I believe we are all visionary. I’ll admit it’s probably a spectrum—some of us are more earthbound than others. But even if “Visionary” didn’t show up on your Gallup Strengthsfinder during your last team-building retreat, and brainstorming often feels more like sitting through a hurricane in a subway, it’s possibly just because the furthest you can see right now is the next line in your inbox before you feel like you’re behind. The future is for later, we’ve got work to do.
This past Friday, our team ended up in a really difficult conversation about the age old problem of how to balance strategic execution with vision. It sounds so simple. Aim high! Trim the sails! I love the Wallace and Gromit animation where the dog and his tinkering master just build a damn rocket ship in their basement and fly to the moon! Here’s a pretty great clip from the story, A Grand Day Out.
My team had a long week. We just wrapped up some projects, so it’s that free-falling moment where we would like to celebrate a good delivery, but unfinished proposals and other open projects seemed to be punching us in the face instead. My partner had taken the brunt of the work since it was in her area, and she needed to focus. She also wanted some relief from being the main talent being tapped for delivery lately and hoped we would all rally to do more outreach and follow-up to lift some of that burden off her shoulders. In fact we had all agreed to do just that at the meeting only moments before. Instead, I decided to push for more clarity on where we were trying to go. And no, not just for the afternoon, FOR ALL TIME.

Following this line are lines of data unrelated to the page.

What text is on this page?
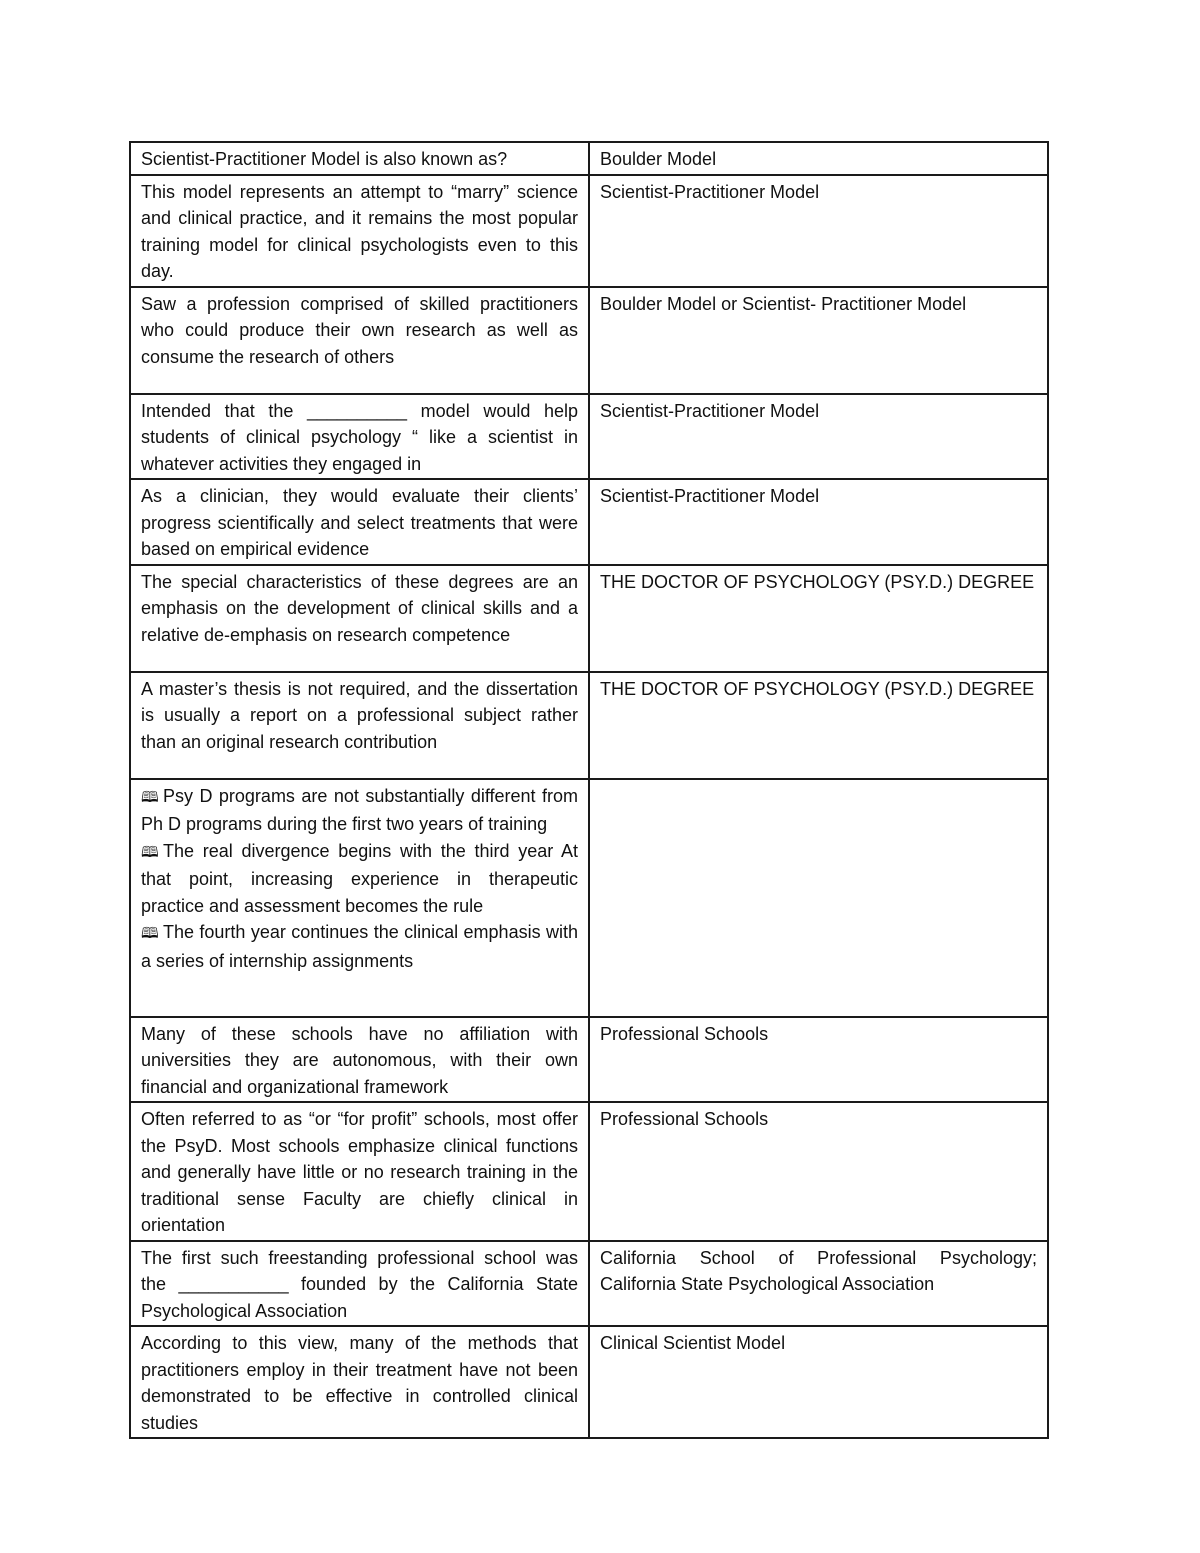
Scientist-Practitioner Model is also known as?	Boulder Model
This model represents an attempt to “marry” science and clinical practice, and it remains the most popular training model for clinical psychologists even to this day.	Scientist-Practitioner Model
Saw a profession comprised of skilled practitioners who could produce their own research as well as consume the research of others	Boulder Model or Scientist- Practitioner Model
Intended that the __________ model would help students of clinical psychology “ like a scientist in whatever activities they engaged in	Scientist-Practitioner Model
As a clinician, they would evaluate their clients’ progress scientifically and select treatments that were based on empirical evidence	Scientist-Practitioner Model
The special characteristics of these degrees are an emphasis on the development of clinical skills and a relative de-emphasis on research competence	THE DOCTOR OF PSYCHOLOGY (PSY.D.) DEGREE
A master’s thesis is not required, and the dissertation is usually a report on a professional subject rather than an original research contribution	THE DOCTOR OF PSYCHOLOGY (PSY.D.) DEGREE

🕮 Psy D programs are not substantially different from Ph D programs during the first two years of training
🕮 The real divergence begins with the third year At that point, increasing experience in therapeutic practice and assessment becomes the rule
🕮 The fourth year continues the clinical emphasis with a series of internship assignments	

Many of these schools have no affiliation with universities they are autonomous, with their own financial and organizational framework	Professional Schools
Often referred to as “or “for profit” schools, most offer the PsyD. Most schools emphasize clinical functions and generally have little or no research training in the traditional sense Faculty are chiefly clinical in orientation	Professional Schools
The first such freestanding professional school was the ___________ founded by the California State Psychological Association	California School of Professional Psychology; California State Psychological Association
According to this view, many of the methods that practitioners employ in their treatment have not been demonstrated to be effective in controlled clinical studies	Clinical Scientist Model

When it’s just a dotty inventor and his eye-rolling beagle sidekick as it is for Wallace and Gromit, it’s hilarious watching the dog salvage their adventures from certain ruin as Wallace’s ideas and inventions get more and more outlandish. But when it’s profit margins, relationships, market share, brand recognition, pride, families, and survival itself on the line, it’s just not funny to start talking rocket ships.

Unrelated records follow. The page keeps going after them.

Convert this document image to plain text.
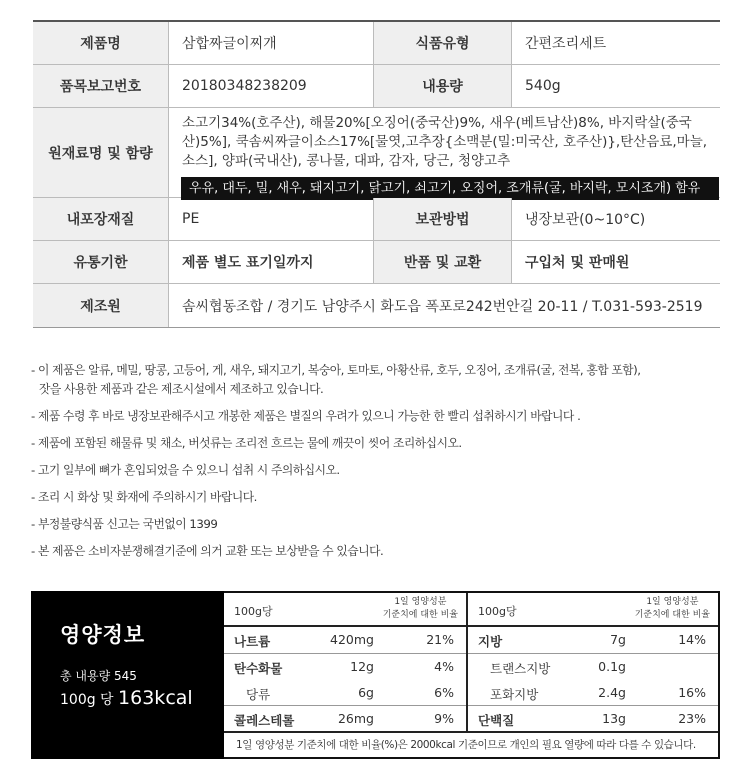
제품명	삼합짜글이찌개	식품유형	간편조리세트
품목보고번호	20180348238209	내용량	540g
원재료명 및 함량
소고기34%(호주산), 해물20%[오징어(중국산)9%, 새우(베트남산)8%, 바지락살(중국산)5%], 쿡솜씨짜글이소스17%[물엿,고추장{소맥분(밀:미국산, 호주산)},탄산음료,마늘,소스], 양파(국내산), 콩나물, 대파, 감자, 당근, 청양고추
우유, 대두, 밀, 새우, 돼지고기, 닭고기, 쇠고기, 오징어, 조개류(굴, 바지락, 모시조개) 함유
내포장재질	PE	보관방법	냉장보관(0~10°C)
유통기한	제품 별도 표기일까지	반품 및 교환	구입처 및 판매원
제조원	솜씨협동조합 / 경기도 남양주시 화도읍 폭포로242번안길 20-11 / T.031-593-2519
- 이 제품은 알류, 메밀, 땅콩, 고등어, 게, 새우, 돼지고기, 복숭아, 토마토, 아황산류, 호두, 오징어, 조개류(굴, 전복, 홍합 포함),
잣을 사용한 제품과 같은 제조시설에서 제조하고 있습니다.
- 제품 수령 후 바로 냉장보관해주시고 개봉한 제품은 별질의 우려가 있으니 가능한 한 빨리 섭취하시기 바랍니다 .
- 제품에 포함된 해물류 및 채소, 버섯류는 조리전 흐르는 물에 깨끗이 씻어 조리하십시오.
- 고기 일부에 뼈가 혼입되었을 수 있으니 섭취 시 주의하십시오.
- 조리 시 화상 및 화재에 주의하시기 바랍니다.
- 부정불량식품 신고는 국번없이 1399
- 본 제품은 소비자분쟁해결기준에 의거 교환 또는 보상받을 수 있습니다.
영양정보
총 내용량 545
100g 당 163kcal
100g당
1일 영양성분
기준치에 대한 비율
나트륨	420mg	21%
탄수화물	12g	4%
당류	6g	6%
콜레스테롤	26mg	9%
100g당
1일 영양성분
기준치에 대한 비율
지방	7g	14%
트랜스지방	0.1g
포화지방	2.4g	16%
단백질	13g	23%
1일 영양성분 기준치에 대한 비율(%)은 2000kcal 기준이므로 개인의 필요 열량에 따라 다를 수 있습니다.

Many of us need to recalibrate after a big push. Without this, we might feel like we’re running a dog up a mountain in the dark. The problem is at these moments, I also tend to go off-leash a bit. I tend to see more possibilities than we have the space for, and I’m perceived as a threat to our ability to execute anything. Like at all. Ever.
But I want to make a case for the team member (or perhaps it is yourself!) that seems to go off-leash and starts to get all futuristic like I did last Friday at the most inappropriate moment. Golden retrievers like myself truly connect the future to the present so fundamentally, that it’s the very source of inspiration. We might seem like goofy dogs sometimes, but man can we chase a stick! It’s also how we edit out stuff and ultimately work smarter. I also need that off-leash area just to run a bit, hang with some poodles, and shake off the stress.
In her new book, Braving the Wilderness, Brene Brown closes by telling the story about when the great buddhist teacher, Joan Halifax, and herself led a workshop together. They were both tired near the end, but Brown suggested they’d just have to hit the social hour planned for them before the final evening of teaching. Halifax paused and reminded her. “I’m going back to my hotel room to rest. In life, there is the in-breath and there is the out-breath, and it’s easy to believe that we must exhale all the time, without ever inhaling. But the inhale is absolutely essential if you want to continue to exhale.” (p ?) For me, that off-leash area is where I breathe-in the dream, chase a stick, and maybe take a big...um...breath.